Soekarno, Presiden RI pertama dan Proklamator, dalam posisinya sebagai Presiden-Panglima Tertinggi Angkatan Perang Republik Indonesia, menandatangani Surat Tanda Djasa Pahlawan bernomor 57220 yang ditujukan kepada Said Achmad. Tertulis dalam surat, pemberian tanda jasa kepada Said Achmad karena “Atas djasanya didalam perdjoangan gerilja membela kemerdekaan negara.”

Saat Soekarno meneken surat itu, Said Achmad berpangkat Prajurit/T.P, anggota Sie. II Cie. I Bat. I. dengan penugasan kesatuan di Kes. II. Div. Atjeh Sumatra. Sukarno benar, kepahlawanan memang tak pernah bercerita soal pangkat, apakah seorang Jenderal atau Prajurit, seorang Presiden atau rakyat jelata.

Setahun setelahnya, Pemerintah RI melalui Menteri Pertahanan RI, Ir Djuanda, menganugerahi Kakek Ijeck dengan dua gelar sekaligus. Pertama, “Satyalantjana Peristiwa Perang Kemerdekaan Ke I” seperti yang tertuang dalam Surat Tanda Penghargaan No. 240115. Kedua, gelar “Satyalantjana Peristiwa Perang Kemerdekaan Kedua” seperti ditulis dalam Surat Tanda Penghargaan No. 209214. Kedua surat itu bertanggal sama, 10 Nopember 1959. Kedua penghargaan ini didasarkan atas UU No. 70 tahun 1958 tentang Tanda Penghargaan Khusus untuk Anggauta Angkatan Perang Republik Indonesia.

Ketika kepemimpinan negara RI beralih dari Presiden Sukarno ke Presiden Soeharto, negara juga memberikan penghargaan kepada Kakek Ijeck ini atas jasa-jasanya. Melalui Surat Keputusan Nomor Skep/860/VII/1982 tanggal 31 Juli 1982 tentang Pengakuan, Pengesahan, dan Penganugerahan Gelar Kehormatan, Said Achmad digelari Veteran Pejuang Kemerdekaan RI.

Atas jasa-jasanya itu, kakek Ijeck kemudian mendapat kehormatan untuk dimakamkan di Taman Makam Pahlawan Medan.

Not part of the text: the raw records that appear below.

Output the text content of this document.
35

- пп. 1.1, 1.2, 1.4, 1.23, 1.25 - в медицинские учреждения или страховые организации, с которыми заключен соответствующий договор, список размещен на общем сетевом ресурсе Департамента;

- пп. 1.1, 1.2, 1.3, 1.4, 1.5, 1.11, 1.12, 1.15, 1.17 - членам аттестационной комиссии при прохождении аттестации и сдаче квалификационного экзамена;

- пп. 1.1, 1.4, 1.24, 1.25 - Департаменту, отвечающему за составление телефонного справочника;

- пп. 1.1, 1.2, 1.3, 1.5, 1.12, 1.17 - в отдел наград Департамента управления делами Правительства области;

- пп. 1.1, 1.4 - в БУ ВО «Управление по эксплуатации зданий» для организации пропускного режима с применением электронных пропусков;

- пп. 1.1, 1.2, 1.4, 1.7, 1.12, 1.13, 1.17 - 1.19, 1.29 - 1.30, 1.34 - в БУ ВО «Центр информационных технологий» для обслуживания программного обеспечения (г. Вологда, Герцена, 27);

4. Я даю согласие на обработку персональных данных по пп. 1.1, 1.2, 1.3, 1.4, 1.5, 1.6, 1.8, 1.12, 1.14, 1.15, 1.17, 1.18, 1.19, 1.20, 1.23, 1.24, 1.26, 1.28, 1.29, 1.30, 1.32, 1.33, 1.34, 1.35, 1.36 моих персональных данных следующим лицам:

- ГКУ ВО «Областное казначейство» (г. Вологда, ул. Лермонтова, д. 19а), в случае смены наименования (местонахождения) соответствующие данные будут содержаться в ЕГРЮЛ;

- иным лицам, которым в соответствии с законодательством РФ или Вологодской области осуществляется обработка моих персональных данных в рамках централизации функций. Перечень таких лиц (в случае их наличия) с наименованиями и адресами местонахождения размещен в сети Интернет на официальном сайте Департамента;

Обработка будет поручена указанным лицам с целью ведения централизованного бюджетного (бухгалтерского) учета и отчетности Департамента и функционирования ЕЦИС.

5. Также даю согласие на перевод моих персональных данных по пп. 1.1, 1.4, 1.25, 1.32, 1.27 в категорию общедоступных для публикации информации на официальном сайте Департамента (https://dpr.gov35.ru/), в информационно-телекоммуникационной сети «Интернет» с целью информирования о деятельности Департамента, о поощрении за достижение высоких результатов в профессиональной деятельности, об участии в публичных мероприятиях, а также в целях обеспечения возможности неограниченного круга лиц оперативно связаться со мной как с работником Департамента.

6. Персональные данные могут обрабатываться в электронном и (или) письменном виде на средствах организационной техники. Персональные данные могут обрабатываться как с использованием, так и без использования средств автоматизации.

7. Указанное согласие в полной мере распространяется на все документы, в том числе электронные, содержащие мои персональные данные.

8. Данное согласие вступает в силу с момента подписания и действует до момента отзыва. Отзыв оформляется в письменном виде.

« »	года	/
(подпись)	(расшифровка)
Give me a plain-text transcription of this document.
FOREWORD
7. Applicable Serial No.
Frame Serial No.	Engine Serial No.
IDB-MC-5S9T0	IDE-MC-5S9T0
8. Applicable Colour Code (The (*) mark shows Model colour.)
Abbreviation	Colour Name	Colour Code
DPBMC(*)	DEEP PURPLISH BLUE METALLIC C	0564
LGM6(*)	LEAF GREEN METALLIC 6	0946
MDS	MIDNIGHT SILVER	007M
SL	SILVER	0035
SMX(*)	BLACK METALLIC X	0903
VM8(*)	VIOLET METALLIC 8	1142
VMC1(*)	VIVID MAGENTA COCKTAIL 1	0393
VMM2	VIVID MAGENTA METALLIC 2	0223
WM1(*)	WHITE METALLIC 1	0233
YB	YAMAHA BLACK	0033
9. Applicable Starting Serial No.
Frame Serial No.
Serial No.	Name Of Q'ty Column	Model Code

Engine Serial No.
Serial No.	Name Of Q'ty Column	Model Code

Ini merupakan silsilah yang banyak luput dari pengamatan. Itu karena nasab Ijeck lebih dikenal masyarakat luas dari pihak ayahnya, H Anif Shah dan lalu ke al-Hafidz Gulrang Shah, seorang hafidz Al-Quran yang mempunyai kedekatan emosional dan kultural dengan Tuan Syekh Abdur Rahman Silau Laut di Asahan.

Dengan informasi ini, silsilah Ijeck dapat ditelusuri dalam dua dimensi yang mempunyai benang merah yang sama: memerjuangkan kemerdekaan RI dan perjuangan penyebaran agama Islam di Indonesia.

Tak heran pula kalau basis kepahlawanan dan religi di kehidupan keluarga Ijeck ini, menjadi dasar dan latar belakang rasa solidaritas sosial keluarga Ijeck terhadap masyarakat Indonesia dan Sumut pada umumnya. Tidak hanya berdimensi religiusitas keagamaan, namun masyarakat Sumut telah mencatat begitu banyak kepedulian sosial dari pihak keluarga Ijeck di bidang pendidikan, kebudayaan, anak putus sekolah, penghidupan ekonomi rakyat bawah dan desa-desa, serta banyak lagi. Ada yang sempat tercatat di media tapi jauh lebih banyak yang tidak terekspose di koran-koran.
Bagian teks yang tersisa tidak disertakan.